Effective Engineering in the Cloud: Using AWS for Product Growth

Our cloud-based backup service happily runs on AWS. As our customer base has scaled up, we continuously re-evaluate if we are still getting out of AWS what we expect. We send a lot of money to Amazon each month, and there are plenty of blogs recommending that once you hit a certain scale, it is more efficient to self-host.

In a series of articles to come over the course of this month, I’ll detail much of how we use AWS and how well it has helped us evolve and grow our business with a focus on being responsive to our business needs, rather than trying to spend the least amount on our product hosting.  This material comes from an Austin Web Architecture talk I recently gave with a subtitle of “How I Learned to Stop Worrying and Love AWS.”

Ultimately, as a startup company, we are not looking to optimize our hosting spend; instead, we are looking to build on an infrastructure that allows us to easily try new things and that will not lock us into long-term decisions. While we believe that we can predict the future (look at any startup’s pitch deck for the hockey stick revenue projection), experience has shown that we will change our mind a lot, always based on learning more about the problems we are trying to solve.

[Note: For the TL:DR crowd, you can stop here. The remaining articles in this series (along with all other posts you will find in the Cloud Technology category) are intended to provide an in-depth view into the technical side of Spanning’s development and engineering – so don’t try to read this at the next red light.]

Here at Spanning we are fond of saying, “Even simple things are hard at at scale.” AWS is an instrumental part of our technical approach. We like the ability to pay for just what we use, and given our automation investment, standing up a many-node server cluster for a couple of hours to run a test costs us just a few dollars. This allows us to run multiple tests and refine them over and over in an effort to quickly converge on an answer.

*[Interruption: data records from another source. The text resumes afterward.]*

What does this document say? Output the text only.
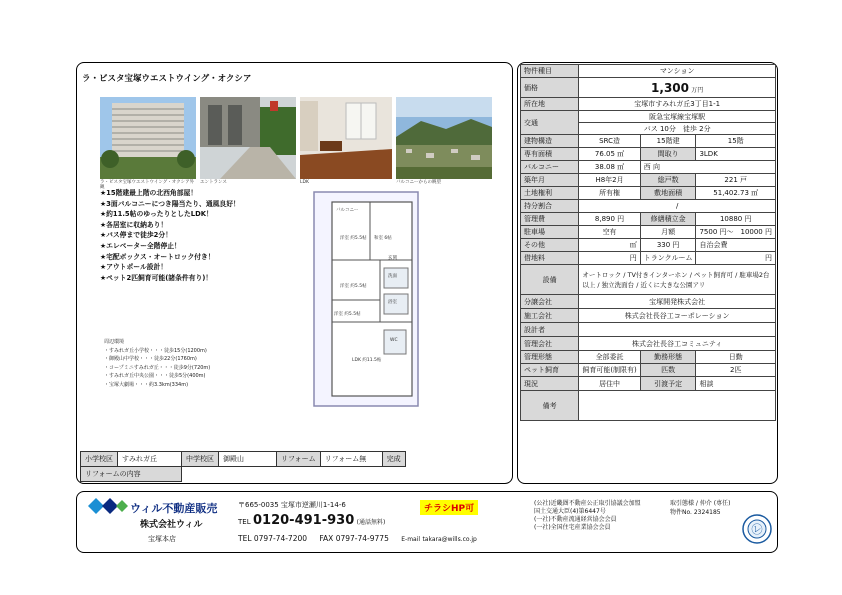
ラ・ビスタ宝塚ウエストウイング・オクシア
ラ・ビスタ宝塚ウエストウイング・オクシア外観
エントランス	LDK	バルコニーからの眺望
★15階建最上階の北西角部屋！
★3面バルコニーにつき陽当たり、通風良好！
★約11.5帖のゆったりとしたLDK！
★各居室に収納あり！
★バス停まで徒歩2分！
★エレベーター全階停止！
★宅配ボックス・オートロック付き！
★アウトポール設計！
★ペット2匹飼育可能(諸条件有り)！
周辺環境
・すみれガ丘小学校・・・徒歩15分(1200m)
・御殿山中学校・・・徒歩22分(1760m)
・コープミニすみれガ丘・・・徒歩9分(720m)
・すみれガ丘中央公園・・・徒歩5分(400m)
・宝塚大劇場・・・約3.3km(334m)
洋室 約5.5帖 和室 6帖
洋室 約5.5帖
LDK 約11.5帖
洋室 約5.5帖
バルコニー
玄関
洗面
浴室
WC
小学校区	すみれガ丘	中学校区	御殿山	リフォーム	リフォーム無	完成
リフォームの内容
物件種目	マンション		
価格	1,300 万円		
所在地	宝塚市すみれガ丘3丁目1-1		
交通	阪急宝塚線宝塚駅		
	バス 10分　 徒歩 2分		
建物構造	SRC造	15階建	15階
専有面積	76.05 ㎡	間取り	3LDK
バルコニー	38.08 ㎡	西 向	
築年月	H8年2月	総戸数	221 戸
土地権利	所有権	敷地面積	51,402.73 ㎡
持分割合	/		
管理費	8,890 円	修繕積立金	10880 円
駐車場	空有	月額	7500 円～　10000 円
その他	㎡	330 円	自治会費
借地料	円	トランクルーム	円
設備	オートロック / TV付きインターホン / ペット飼育可 / 駐車場2台以上 / 独立洗面台 / 近くに大きな公園アリ		
分譲会社	宝塚開発株式会社		
施工会社	株式会社長谷工コーポレーション		
設計者			
管理会社	株式会社長谷工コミュニティ		
管理形態	全部委託	勤務形態	日勤
ペット飼育	飼育可能(制限有)	匹数	2匹
現況	居住中	引渡予定	相談
備考			
ウィル不動産販売
株式会社ウィル
宝塚本店
〒665-0035 宝塚市逆瀬川1-14-6	チラシHP可
TEL 0120-491-930 (通話無料)
TEL 0797-74-7200 FAX 0797-74-9775 E-mail takara@wills.co.jp
(公社)近畿圏不動産公正取引協議会加盟
国土交通大臣(4)第6447号
(一社)不動産流通経営協会会員
(一社)全国住宅産業協会会員
取引態様 / 仲介 (専任)
物件No. 2324185
㋹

OK, let’s get to some early details. I’ll start with a quick description of how we deploy into AWS, then in follow-up posts, I’ll dive into the details of these tiers of our deployment topology:

  • Web
  • DB
  • Worker
  • Storage
  • Search

Our Backup for Google Workspace product is conceptually pretty simple (but remember what I previously mentioned about simplicity and scale). We run a set of workers that connect to Google and pull down our users’ content, then store it in AWS. Our Web App has a view into this storage, so that users can browse their content and initiate restore or export jobs.

Hang on, because I’m about to play a serious game of AWS buzzword bingo: We deploy on EC2 instances running Ubuntu. These EC2 instances all have different roles for backup, restore, export, search, www, etc., and each role runs in its own AutoScale group that manages how many workers we have running based on a set of CloudWatch metrics. We use IAM to ensure that these worker boxes communicate securely with each other. We use SQS to feed work to all of our worker instances. All of our backups are written to S3, and we use RDS running MySQL (yep, MySQL) for our database tier.

Over the course of the next few blog posts I’ll dive deep into each of these layers and describe how we use them in more detail and some of the benefit/tradeoff decisions that we made to end up where we are. This is a work in progress so I’m sure that by the time I finish this series, some of what I’ve described in the early posts will have changed.  That is the beauty of AWS!